The Happiest Parts of Parenthood and Life on the Road
Miya has seen and perhaps experienced more than many have in their lifetime in the first six months of her precious life.
In the last three months, she’s stared in awe at a drag queen applying her makeup in Paraguay, became a regular at a hipster coffeehouse in Buenos Aires, and breathed in the fresh mountain air of Patagonia as a teddy bear.
To watch her grow within the context of these moments in different countries is sometimes challenging to put into words. Our life isn’t flying from one country to another or taking our baby to the mountains daily.
We do these things in super slow motion -- completely “baby-proofed”. Like every parent, we too experience days “inside", which might seem monotonous. But these are days that we cherish because these are everyday moments with her too.
The real tenderness of our days together is encapsulated in our own memories, somewhat captured by a series of photographs, videos or a single story.
Only Matt and I will know the specificity of these quiet, joyful moments -- and what it’s truly like to be parents to this sweet, innocent little girl. But anyone with children will have their own story – one with its own laughs, moments of vulnerability, surprises, and the rawest love.
Matt tells me often to cherish these moments, and I know I should because they will disappear. Every day, I feel her hands and feet growing bigger and her behaviours changing ever so slightly. I try to remember how these things felt like a day ago, a week ago, or even so long ago when she was just a newborn.
There are too many things to describe, moments caught in time, memories locked in my brain -- like how she grabs at our faces and hands, climbs all over us, launches herself almost mid-air to flip to tummy time or burrows under our clothes to play hide and seek. And my favourites -- how she clutches her little hand onto my hand to sleep -- or always chooses a diaper, a piece of paper towel or my hair over her fancier toys – babbles for more avocado – and how she fixates on the leaves of a tree and will grab at branches to try to eat the leaves.
I love how she giggles and screams whenever we go to a new place with a new bed and ceiling to stare at. Miya has this attuned sense of gratitude that you wouldn’t think possible for a baby.
And then there’s her sounds – her many, many sounds. There was the first time she burst into spontaneous laughter from us grunting and moving vigorously. She grunts, trills (a deep gargle of the throat), and screams like a dinosaur. As of late, she babbles – first it was “oom mah, now it’s a lot of “he, he, he -- ya, ya, ya -- and da, da, da” amid breathless panting.
Even to Matt, I probably don’t say it enough, but parenthood is breathtaking. To have these feelings as a parent and to experience parenthood is an all-consuming feeling of warmth.
Matt vocalises this out loud more often -- parenthood has clarified what he wants and who he wants to be.
It’s certainly easy to describe how we trip up as parents – from the dry skin around her nose, sleep regression, tantrums, or constipation from switching to solid foods.

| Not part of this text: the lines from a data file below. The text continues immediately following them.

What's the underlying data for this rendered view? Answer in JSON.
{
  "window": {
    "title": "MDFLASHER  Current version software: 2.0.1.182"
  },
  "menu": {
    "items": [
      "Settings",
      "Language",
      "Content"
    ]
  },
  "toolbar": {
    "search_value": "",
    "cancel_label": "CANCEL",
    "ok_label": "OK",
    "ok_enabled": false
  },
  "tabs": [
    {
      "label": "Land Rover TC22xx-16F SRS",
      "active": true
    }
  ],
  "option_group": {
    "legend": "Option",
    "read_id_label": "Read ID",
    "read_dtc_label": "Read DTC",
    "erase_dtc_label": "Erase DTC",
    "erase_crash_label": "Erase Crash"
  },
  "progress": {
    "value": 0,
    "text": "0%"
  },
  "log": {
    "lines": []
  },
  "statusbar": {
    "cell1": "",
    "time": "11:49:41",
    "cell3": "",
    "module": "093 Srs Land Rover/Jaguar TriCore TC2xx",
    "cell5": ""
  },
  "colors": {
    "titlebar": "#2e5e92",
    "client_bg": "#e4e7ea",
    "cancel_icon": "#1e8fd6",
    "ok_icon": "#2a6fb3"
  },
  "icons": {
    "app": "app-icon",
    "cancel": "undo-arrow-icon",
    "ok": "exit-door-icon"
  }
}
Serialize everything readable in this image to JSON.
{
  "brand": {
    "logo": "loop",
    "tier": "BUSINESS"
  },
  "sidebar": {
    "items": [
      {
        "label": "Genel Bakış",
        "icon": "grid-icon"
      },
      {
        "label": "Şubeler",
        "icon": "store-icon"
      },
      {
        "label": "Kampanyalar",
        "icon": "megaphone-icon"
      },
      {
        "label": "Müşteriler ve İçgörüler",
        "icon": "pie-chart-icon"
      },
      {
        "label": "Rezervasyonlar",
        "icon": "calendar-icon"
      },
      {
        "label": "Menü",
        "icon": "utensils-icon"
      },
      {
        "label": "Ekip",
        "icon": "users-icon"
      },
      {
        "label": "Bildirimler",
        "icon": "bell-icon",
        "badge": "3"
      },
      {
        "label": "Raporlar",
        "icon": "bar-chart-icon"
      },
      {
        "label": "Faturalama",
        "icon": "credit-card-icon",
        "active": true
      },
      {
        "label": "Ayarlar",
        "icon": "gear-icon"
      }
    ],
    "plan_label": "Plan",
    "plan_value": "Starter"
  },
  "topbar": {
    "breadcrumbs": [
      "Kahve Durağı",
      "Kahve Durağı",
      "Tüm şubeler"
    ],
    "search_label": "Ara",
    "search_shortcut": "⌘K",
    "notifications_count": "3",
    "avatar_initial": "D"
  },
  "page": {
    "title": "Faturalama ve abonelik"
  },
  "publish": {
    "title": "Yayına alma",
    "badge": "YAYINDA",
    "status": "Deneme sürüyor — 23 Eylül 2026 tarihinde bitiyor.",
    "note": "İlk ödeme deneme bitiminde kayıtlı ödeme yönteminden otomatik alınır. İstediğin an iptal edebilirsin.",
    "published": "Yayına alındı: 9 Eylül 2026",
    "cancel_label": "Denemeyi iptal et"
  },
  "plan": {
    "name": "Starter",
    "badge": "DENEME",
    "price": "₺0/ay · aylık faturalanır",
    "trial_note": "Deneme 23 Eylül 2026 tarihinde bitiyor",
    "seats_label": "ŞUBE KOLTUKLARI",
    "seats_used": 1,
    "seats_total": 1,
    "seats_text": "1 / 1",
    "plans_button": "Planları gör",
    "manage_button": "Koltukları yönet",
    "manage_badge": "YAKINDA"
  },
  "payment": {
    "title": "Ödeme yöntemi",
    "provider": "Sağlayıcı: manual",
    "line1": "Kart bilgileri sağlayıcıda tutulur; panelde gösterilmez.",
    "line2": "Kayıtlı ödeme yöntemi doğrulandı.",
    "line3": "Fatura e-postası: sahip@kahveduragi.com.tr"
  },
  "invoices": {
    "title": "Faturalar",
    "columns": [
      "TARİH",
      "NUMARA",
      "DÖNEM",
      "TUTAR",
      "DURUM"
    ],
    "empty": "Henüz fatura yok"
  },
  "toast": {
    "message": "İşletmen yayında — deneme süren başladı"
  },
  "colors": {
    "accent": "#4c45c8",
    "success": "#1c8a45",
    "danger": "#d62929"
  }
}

We could then at least identify with parents who don’t take their kids to six countries within six months of coming out of the womb.
But neither Matt nor I regret our decisions. She’s processing life, learning in the world’s biggest classroom surrounded by kind people, animals, and scenery beyond belief – all the colours, sounds and movements a baby could absorb.

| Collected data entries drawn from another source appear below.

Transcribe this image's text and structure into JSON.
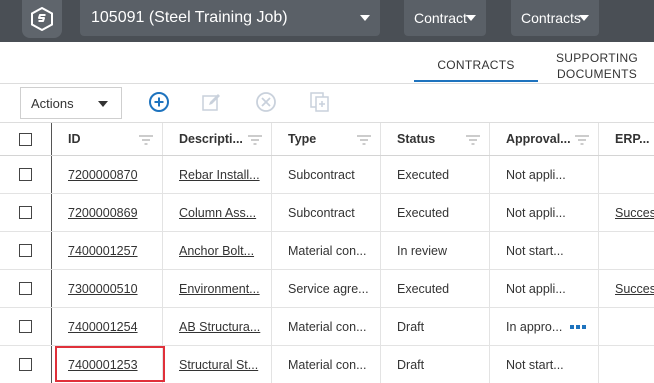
{
  "header": {
    "job": "105091 (Steel Training Job)",
    "nav_contract": "Contract",
    "nav_contracts": "Contracts"
  },
  "tabs": {
    "contracts": "CONTRACTS",
    "supporting_line1": "SUPPORTING",
    "supporting_line2": "DOCUMENTS"
  },
  "toolbar": {
    "actions_label": "Actions",
    "icons": [
      "add-circle-icon",
      "edit-icon",
      "cancel-circle-icon",
      "copy-icon"
    ],
    "accent_color": "#1e73be"
  },
  "table": {
    "columns": [
      "ID",
      "Descripti...",
      "Type",
      "Status",
      "Approval...",
      "ERP..."
    ],
    "rows": [
      {
        "id": "7200000870",
        "description": "Rebar Install...",
        "type": "Subcontract",
        "status": "Executed",
        "approval": "Not appli...",
        "erp": ""
      },
      {
        "id": "7200000869",
        "description": "Column Ass...",
        "type": "Subcontract",
        "status": "Executed",
        "approval": "Not appli...",
        "erp": "Succes"
      },
      {
        "id": "7400001257",
        "description": "Anchor Bolt...",
        "type": "Material con...",
        "status": "In review",
        "approval": "Not start...",
        "erp": ""
      },
      {
        "id": "7300000510",
        "description": "Environment...",
        "type": "Service agre...",
        "status": "Executed",
        "approval": "Not appli...",
        "erp": "Succes"
      },
      {
        "id": "7400001254",
        "description": "AB Structura...",
        "type": "Material con...",
        "status": "Draft",
        "approval": "In appro...",
        "erp": ""
      },
      {
        "id": "7400001253",
        "description": "Structural St...",
        "type": "Material con...",
        "status": "Draft",
        "approval": "Not start...",
        "erp": ""
      }
    ]
  }
}
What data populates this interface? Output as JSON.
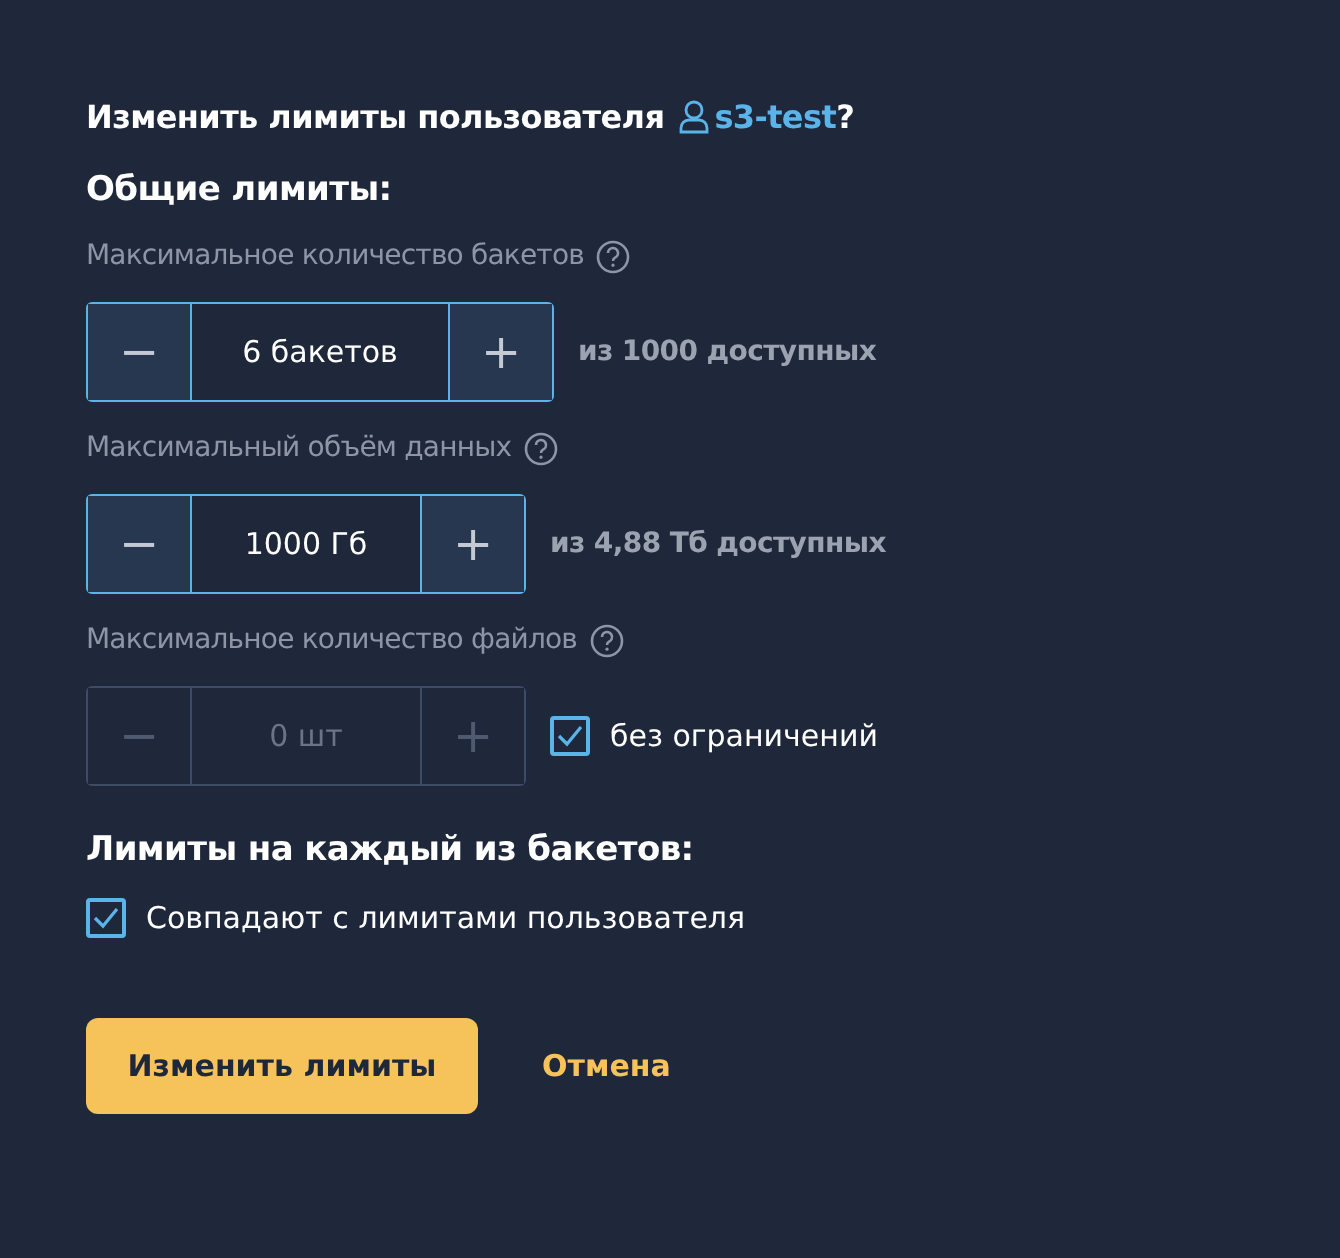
{
  "title": {
    "text": "Изменить лимиты пользователя",
    "user": "s3-test",
    "suffix": "?"
  },
  "general_heading": "Общие лимиты:",
  "limits": [
    {
      "label": "Максимальное количество бакетов",
      "minus": "−",
      "value": "6 бакетов",
      "plus": "+",
      "disabled": false,
      "wide": true,
      "kind": "note",
      "note": "из 1000 доступных"
    },
    {
      "label": "Максимальный объём данных",
      "minus": "−",
      "value": "1000 Гб",
      "plus": "+",
      "disabled": false,
      "wide": false,
      "kind": "note",
      "note": "из 4,88 Тб доступных"
    },
    {
      "label": "Максимальное количество файлов",
      "minus": "−",
      "value": "0 шт",
      "plus": "+",
      "disabled": true,
      "wide": false,
      "kind": "checkbox",
      "note": "без ограничений",
      "checked": true
    }
  ],
  "bucket_heading": "Лимиты на каждый из бакетов:",
  "same_limits": {
    "label": "Совпадают с лимитами пользователя",
    "checked": true
  },
  "buttons": {
    "submit": "Изменить лимиты",
    "cancel": "Отмена"
  }
}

And so, I’d rather acknowledge the moments where our baby girl makes our hearts feel whole – like this week when she sat behind Matt in a hiking backpack and stared up into the dramatic spires of the Los Cuernos mountains in Torres Del Paine National Park. Who knows what she was thinking, but she stared all wide-eyed, and every once in a while, she would let out a little scream or babble.
Seeing life through her curious, wandering eyes reminds us what it means to be in the moment and fall in love with the world and the idea of life again.
It used to be Matt and I doing that for each other – with our travels, work, and being with each other. But now, there’s no part of our journey, our narrative, that doesn’t include Miya. As she changes with every next day, we can’t wait to see what she’ll do and where we’ll be next.